Eduardo Domínguez, el preparador físico español en la selección marroquí, es uno de los héroes invisible de la gesta marroquí. Reconoce que no esperaban estar en semifinales, pero con el trabajo, esfuerzo y coraje se ha conseguido. Y todavía tienen hambre, a pesar de las lesiones y el cansancio.

«Sinceramente no lo esperábamos. El seleccionador venía con mucha ilusión y mucho empuje. Quería que la selección de Marruecos dejase huella y se ha conseguido. Pero ni mucho menos nuestra idea era llegar a este tramo del campeonato. Disfrutamos de cada partido y de cada victoria, pero con una calma contenido y los pies en el suelo», dijo en declaraciones a A Diario.

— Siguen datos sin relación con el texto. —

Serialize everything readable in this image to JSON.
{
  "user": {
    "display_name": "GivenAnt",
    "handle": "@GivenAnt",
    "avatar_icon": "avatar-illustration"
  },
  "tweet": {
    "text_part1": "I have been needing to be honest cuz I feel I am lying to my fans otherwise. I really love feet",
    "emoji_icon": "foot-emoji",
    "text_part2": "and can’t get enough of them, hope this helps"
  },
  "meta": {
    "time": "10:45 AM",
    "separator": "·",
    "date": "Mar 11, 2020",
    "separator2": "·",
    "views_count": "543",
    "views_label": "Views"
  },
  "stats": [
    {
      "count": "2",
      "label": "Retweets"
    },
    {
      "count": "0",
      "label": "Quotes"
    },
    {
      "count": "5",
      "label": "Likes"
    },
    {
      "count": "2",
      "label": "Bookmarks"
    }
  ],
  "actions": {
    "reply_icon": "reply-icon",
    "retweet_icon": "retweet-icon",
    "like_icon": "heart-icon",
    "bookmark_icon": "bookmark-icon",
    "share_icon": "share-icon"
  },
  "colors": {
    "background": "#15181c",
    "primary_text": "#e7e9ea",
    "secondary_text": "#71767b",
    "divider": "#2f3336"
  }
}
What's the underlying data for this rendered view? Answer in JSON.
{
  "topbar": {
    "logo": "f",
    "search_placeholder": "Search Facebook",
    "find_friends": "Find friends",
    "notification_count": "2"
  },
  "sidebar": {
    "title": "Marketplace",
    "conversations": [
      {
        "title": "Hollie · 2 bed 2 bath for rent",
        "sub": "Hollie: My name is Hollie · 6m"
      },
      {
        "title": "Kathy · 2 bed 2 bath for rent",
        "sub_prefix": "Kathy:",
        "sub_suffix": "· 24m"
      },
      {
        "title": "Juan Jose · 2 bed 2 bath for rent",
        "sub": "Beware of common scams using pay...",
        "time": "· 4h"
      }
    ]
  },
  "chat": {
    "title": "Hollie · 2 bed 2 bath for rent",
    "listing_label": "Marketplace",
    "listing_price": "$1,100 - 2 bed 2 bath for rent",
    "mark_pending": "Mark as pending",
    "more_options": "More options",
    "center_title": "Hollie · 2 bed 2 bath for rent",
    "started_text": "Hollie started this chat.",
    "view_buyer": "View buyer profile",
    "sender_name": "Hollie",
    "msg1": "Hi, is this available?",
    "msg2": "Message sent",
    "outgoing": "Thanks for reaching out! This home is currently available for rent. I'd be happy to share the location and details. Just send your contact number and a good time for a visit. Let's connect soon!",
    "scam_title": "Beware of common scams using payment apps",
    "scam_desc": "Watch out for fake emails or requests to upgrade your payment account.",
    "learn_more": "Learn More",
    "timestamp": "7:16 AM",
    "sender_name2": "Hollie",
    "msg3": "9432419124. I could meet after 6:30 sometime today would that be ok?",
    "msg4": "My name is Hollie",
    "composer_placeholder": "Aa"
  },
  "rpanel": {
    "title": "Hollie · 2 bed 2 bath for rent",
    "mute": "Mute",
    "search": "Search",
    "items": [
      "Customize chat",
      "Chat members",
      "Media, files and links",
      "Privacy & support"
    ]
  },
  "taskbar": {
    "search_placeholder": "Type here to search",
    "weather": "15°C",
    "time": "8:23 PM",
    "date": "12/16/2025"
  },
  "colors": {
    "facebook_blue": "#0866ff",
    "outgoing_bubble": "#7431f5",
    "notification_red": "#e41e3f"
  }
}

El partido contra España en cuartos de final desgastó a los Leones del Atlas. «Para mí el partido que nos dejó un desgaste más importante fue el de España. Fue exigente en los primeros noventa minutos. Sabíamos que iba a ser duro. En el partido contra Portugal ya vas acumulando fatiga… y ahora contando soldaditos para ver cuántos jugadores tenemos disponibles para el partido contra Croacia», explicó.

El trabajo hecho por Walid Regragui es enorme al crear un clima de hermandad y amiguismo entre los miembros de la selección. Nadie es más que nadie. «Había jugadores que no estaban ilusionados por venir a la selección. Walid Regragui es el artífice de todo esto. Ha sido capaz de convencer a jugadores para que vinieran con la ilusión de Marruecos porque iban a disfrutar y no se iban a olvidar de este campeonato del mundo. Hacía tiempo que no me encontraba con jugadores que cuando la capacidad física no te da más, tiran de corazón, de compromiso y de alma y te hacen dar un plus más», aseguró el preparador español.
No dio señales sobre su futuro tras el Mundial, pero podría seguir con Marruecos. «Bromeaba con el presidente de la Federación diciéndole que a ver dónde iba a ir porque si a España no puedo ir, a Portugal tampoco y a lo mejor a Francia tampoco… Y me decía que no me preocupase que me hacían pasar por Marruecos», afirmó.
También reconoce la dificultad de jugar ante una selección fuerte como Francia. «No es solo Mbappé. Francia es una selección muy física. El caso de Mbappé, se va a encontrar con Achraf y mejor que él nadie va a saber cómo pararlo. Pero hay muchos más que Mbappé. Ellos tienen sus virtudes, pero nosotros también y ahí estará el plan estratégico para aprovecharnos de sus debilidades», concluyó.